Cascading Stylesheets CSS in Accessibility
The cascading style sheets are used to design the website. As mentioned in the HTML part, design and structure are separated. This has the advantage for the visually impaired that they can create their own style sheets in order to use their own color schemes.
CSS is also used to hide elements intended to help the blind, most notably the jump anchors and section headings.
Other elements are reformatted via CSS, for example lists have a bullet and wrap by default. The list item is removed with CSS and the automatic line break can be hidden for horizontal navigation.
Otherwise, CSS naturally plays a major role in the formatting of texts or the positioning of elements. I wrote elsewhere about text formatting. Using CSS, the font size of headings, the letter spacing of continuous text and much more can be formatted.
It makes sense to carry out as many design tasks as possible using CSS. This simplifies adaptability. CSS has the advantage that different styles can be specified for different output devices. A mobile device with a small display, for example, sees a different website than a large TFT display.

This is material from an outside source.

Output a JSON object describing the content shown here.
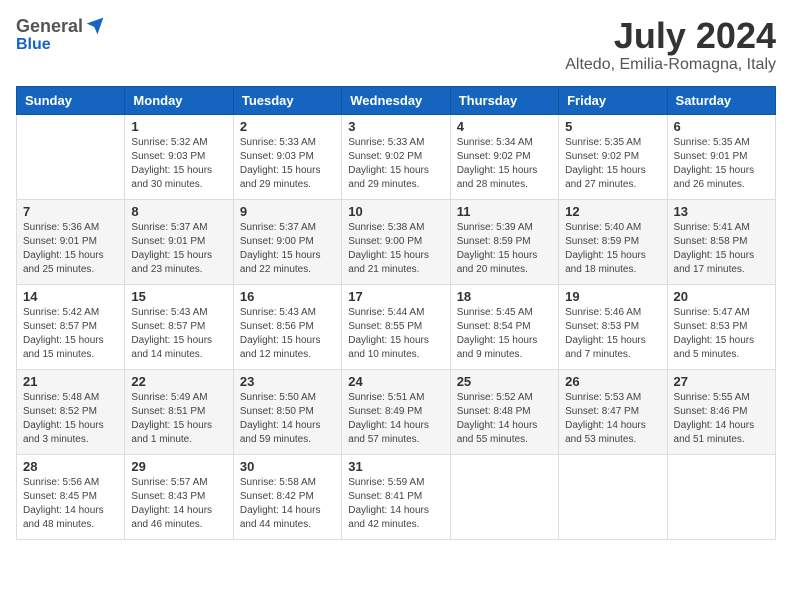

An important element for keyboard users is focus. The keyboard user mainly uses the tab key to jump to an element on the web page. The focus shows which element is currently tabbed. The focus most often shows up as a border, underline, or color change, or as a cursor in form fields. Mouse pointers also mainly see the focus when moving over it. It is possible to set different changes for mouse touch and keyboard focus, but I don't know of any case where this would make sense, but I don't think there's anything wrong with it.
CSS should also be used to avoid sloppiness in design. We all know that when we're in a hurry and use tabs, spaces and the return key to indent. From experience I can say that this rarely saves time. The two minutes that you need to write a CSS class for it are compared to a time-consuming search for sources of error and a time-consuming and annoying correction, which also takes much longer.